College students using down time during faculty strike to learn independently
Classes remain cancelled at colleges across Ontario
While college professors prepare to hit picket lines around the province again today, some students are still hitting the books.
All classes remain cancelled at colleges across Ontario, including Cambrian College and Collège Boréal in Sudbury, Sault College in Sault Ste Marie, Northern College in Timmins and Canadore College in North Bay. Campuses remain open.
Those students in engineering at Cambrian, like second year power engineering student Mike Muzyka, will soon have to write a provincially-mandated exam.
"We're governed under the TSSA [Technical Safety Standards Authority] so we have to pass those exams to get our certificate. So that continues no matter what," Muzyka says.
He calls the atmosphere on campus 'quiet', as students wait to hear if the dispute will end and classes can resume.
However, Muzyka isn't too worried about his upcoming exam.
"We'll put the work in, do what we got to do to get it done."
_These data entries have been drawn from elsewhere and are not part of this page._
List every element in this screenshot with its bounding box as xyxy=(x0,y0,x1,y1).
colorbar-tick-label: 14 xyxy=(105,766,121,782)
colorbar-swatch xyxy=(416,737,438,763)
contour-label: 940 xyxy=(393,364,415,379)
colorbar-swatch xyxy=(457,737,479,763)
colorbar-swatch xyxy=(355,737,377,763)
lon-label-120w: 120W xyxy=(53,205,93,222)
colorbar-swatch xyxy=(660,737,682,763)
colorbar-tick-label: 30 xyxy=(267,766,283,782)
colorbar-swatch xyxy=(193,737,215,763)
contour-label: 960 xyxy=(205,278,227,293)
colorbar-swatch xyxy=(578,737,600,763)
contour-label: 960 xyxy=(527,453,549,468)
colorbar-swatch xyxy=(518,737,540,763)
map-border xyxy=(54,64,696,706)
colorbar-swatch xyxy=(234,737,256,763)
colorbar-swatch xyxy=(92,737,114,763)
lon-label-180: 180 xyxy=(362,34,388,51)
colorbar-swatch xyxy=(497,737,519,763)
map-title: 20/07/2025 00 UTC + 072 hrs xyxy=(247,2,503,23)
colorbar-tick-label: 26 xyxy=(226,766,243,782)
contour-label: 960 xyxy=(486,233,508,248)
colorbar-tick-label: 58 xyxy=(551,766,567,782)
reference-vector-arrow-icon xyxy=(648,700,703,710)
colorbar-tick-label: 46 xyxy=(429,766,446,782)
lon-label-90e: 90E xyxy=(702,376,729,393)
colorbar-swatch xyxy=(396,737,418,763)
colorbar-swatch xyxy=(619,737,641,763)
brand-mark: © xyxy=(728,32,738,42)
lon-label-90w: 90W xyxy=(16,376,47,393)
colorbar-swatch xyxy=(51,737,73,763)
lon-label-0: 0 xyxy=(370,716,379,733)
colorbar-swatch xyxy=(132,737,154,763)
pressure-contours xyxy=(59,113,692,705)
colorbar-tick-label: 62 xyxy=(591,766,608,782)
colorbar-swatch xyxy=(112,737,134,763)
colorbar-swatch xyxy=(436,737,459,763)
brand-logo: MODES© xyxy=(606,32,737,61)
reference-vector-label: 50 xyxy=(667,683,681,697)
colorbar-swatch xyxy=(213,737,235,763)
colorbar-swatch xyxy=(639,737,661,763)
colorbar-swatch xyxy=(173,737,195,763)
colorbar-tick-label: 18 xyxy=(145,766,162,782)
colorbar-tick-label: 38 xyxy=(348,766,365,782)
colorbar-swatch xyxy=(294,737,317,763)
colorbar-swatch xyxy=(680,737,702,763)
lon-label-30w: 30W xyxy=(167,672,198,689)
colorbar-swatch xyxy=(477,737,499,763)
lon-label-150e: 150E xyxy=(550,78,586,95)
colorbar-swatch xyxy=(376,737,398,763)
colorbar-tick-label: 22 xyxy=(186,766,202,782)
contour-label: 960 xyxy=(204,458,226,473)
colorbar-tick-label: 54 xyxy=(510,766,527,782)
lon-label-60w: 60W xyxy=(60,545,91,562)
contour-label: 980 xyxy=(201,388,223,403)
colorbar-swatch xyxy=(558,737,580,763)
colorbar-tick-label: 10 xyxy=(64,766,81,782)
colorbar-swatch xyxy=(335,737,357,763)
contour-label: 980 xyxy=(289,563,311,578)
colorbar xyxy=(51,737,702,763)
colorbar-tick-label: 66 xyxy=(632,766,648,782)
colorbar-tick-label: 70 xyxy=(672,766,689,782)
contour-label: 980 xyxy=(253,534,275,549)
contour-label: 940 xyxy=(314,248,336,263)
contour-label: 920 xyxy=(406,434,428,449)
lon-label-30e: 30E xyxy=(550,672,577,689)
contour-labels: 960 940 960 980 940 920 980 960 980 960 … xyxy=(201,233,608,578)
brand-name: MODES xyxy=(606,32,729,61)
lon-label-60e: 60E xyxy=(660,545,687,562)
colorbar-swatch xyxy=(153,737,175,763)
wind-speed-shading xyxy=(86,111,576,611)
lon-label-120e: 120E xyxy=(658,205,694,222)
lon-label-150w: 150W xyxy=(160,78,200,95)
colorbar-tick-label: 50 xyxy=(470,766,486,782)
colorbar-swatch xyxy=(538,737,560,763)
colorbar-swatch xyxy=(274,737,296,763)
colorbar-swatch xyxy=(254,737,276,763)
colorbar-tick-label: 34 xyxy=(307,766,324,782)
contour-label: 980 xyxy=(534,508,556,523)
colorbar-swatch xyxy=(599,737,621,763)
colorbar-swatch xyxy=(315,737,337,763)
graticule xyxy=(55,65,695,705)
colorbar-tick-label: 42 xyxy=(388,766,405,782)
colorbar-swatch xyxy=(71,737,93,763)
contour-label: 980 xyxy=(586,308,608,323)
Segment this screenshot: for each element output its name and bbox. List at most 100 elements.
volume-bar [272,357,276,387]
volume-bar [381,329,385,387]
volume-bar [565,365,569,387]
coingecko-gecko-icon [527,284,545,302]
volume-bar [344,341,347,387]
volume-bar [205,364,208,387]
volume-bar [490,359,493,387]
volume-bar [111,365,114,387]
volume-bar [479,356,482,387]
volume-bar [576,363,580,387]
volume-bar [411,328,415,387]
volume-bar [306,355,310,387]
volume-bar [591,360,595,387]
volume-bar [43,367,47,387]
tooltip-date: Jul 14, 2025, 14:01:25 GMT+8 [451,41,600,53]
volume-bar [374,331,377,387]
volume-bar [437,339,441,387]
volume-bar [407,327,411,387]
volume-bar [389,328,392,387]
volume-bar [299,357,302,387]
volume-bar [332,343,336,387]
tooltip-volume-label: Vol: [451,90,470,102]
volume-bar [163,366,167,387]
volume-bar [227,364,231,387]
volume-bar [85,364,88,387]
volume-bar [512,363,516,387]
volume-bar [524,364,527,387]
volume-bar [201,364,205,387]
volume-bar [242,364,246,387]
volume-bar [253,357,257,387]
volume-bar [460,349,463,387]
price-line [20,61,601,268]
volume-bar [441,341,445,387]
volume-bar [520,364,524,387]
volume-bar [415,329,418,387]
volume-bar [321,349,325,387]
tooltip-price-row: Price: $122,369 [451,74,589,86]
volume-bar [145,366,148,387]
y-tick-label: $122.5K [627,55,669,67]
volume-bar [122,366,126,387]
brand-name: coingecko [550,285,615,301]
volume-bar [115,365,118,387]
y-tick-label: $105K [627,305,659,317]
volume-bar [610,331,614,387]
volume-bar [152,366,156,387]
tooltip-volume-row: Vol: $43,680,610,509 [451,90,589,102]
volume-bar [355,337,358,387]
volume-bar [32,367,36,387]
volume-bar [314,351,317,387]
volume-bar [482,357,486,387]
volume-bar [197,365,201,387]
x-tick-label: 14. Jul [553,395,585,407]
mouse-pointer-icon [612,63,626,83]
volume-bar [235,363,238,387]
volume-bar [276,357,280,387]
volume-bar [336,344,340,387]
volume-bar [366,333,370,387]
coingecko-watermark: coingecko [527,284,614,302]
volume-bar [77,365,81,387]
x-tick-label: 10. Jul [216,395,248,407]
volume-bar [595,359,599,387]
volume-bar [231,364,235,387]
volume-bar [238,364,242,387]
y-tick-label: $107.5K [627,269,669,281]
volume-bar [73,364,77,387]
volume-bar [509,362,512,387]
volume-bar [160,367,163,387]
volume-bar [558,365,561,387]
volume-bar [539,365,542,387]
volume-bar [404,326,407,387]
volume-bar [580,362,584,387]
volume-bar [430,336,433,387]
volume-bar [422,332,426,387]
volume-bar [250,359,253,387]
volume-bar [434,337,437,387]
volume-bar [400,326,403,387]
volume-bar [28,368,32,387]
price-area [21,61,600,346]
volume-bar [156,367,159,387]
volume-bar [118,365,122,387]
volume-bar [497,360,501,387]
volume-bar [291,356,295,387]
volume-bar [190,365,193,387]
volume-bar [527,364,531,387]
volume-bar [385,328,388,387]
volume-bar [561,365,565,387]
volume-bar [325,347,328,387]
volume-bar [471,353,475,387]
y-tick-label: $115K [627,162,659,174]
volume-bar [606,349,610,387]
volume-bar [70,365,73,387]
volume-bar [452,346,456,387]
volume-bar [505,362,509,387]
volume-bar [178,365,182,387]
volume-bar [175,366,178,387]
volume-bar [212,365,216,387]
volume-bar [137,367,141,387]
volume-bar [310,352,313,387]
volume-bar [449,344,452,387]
Muzyka's classmate, Rod Dammeier, is a mature student who says by now he should know how to study on his own.
"To be honest, it's not as big of a deal for me, but if it was your first year in college, I could see a lot of those kids kind of being lost," says Dammeier.
Students have mixed feelings about strike
"I'm trying to stay positive and look at it as it's going to be a small break for the students to try to catch up on their projects, and have that extra time to work. But at the same time it's not fair to anybody - for the college, the students, the professors."
Although she sides with the professors in the dispute, she says she wishes the strike didn't cut into her education time.
Music students have auditions early in the new year. Corman is worried the strike will push back those auditions or students will be left unprepared for the performance.
Will disruption affect student visas?
Meanwhile, some international students at Cambrian are eyeing the calendar nervously, wondering if the faculty strike will affect their student visas.
"Unfortunately, if it stays longer than what we expect, it's going to be tough for [international students] to manage their certain level of qualification criteria to be staying in Canada," Singh Broca says.
The Ontario Public Service Employees Union representing 12,000 professors at 24 colleges says it's fighting to turn more contract jobs into permanent ones. The College Employer Council says this would be too expensive.
As of Monday, there were no talks scheduled to end the dispute.